A new social media craze which encourages people to 'play dead' is being condemned for glorifying violence.
#Deadpose requires participants to freeze, as with the 'mannequin challenge', before filming and photographing themselves appearing dead. The stunts have become increasing graphic, often incorporating weapons and allusions to blood and gore.
Student Karabo Mnisi, 18, who claims to have started the craze in South Africa, said the extreme tone satisfied him.
"We are now only in phase two of these posts," Mnisi told Mail Online. "The first phase showed no cuts, wounds or bloody, but now phase two includes people who are covered in blood, who have been violently killed."
Mnisi said he hoped to become the most famous Facebook celebrity in the country, and would post increasingly graphic images sent by participants until that happens. "The next phase is going to be even more graphic if I don't reach my aim," he said.
However many of the depictions appear to show people who have been brutally murdered, often with blood all over them.
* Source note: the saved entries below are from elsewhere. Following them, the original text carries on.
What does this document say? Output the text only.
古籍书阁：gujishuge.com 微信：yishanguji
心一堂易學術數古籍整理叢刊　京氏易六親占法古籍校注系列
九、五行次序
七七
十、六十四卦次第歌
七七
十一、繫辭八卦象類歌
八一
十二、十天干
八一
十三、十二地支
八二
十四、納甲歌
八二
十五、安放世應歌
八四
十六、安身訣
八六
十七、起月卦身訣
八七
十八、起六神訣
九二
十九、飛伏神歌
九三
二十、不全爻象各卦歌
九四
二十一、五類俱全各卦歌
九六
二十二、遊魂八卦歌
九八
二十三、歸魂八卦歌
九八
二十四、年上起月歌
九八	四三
In a country where there are 50 murders every day, and where the Law Reform Commission estimates there are 1.7 million rapes a year, many see the 'dead pose' as no joke.
One 'dead pose' stunt that has caused particular ire features a two-year-old sobbing with terror after finding his aunt, Bontle Goitsimang, lying motionless in a 'dead pose'.
Despite Goitsimang insisting the child had been warned in advance, the online backlash has proved intense.
"The child should be taken away from that fool. Disgraceful," wrote GwenJac. Another described the incident as "cruel and sick".
Mnisi continued to defend the craze in light of the post, claiming it is all "a joke".
"I was expecting this was going to trend, but never thought it was going to be this big. I don't have a problem with it, none of it. It's a joke. Like the icebucket challenge was big. I get lots of pictures, but I only share the stuff that is impressive," he said.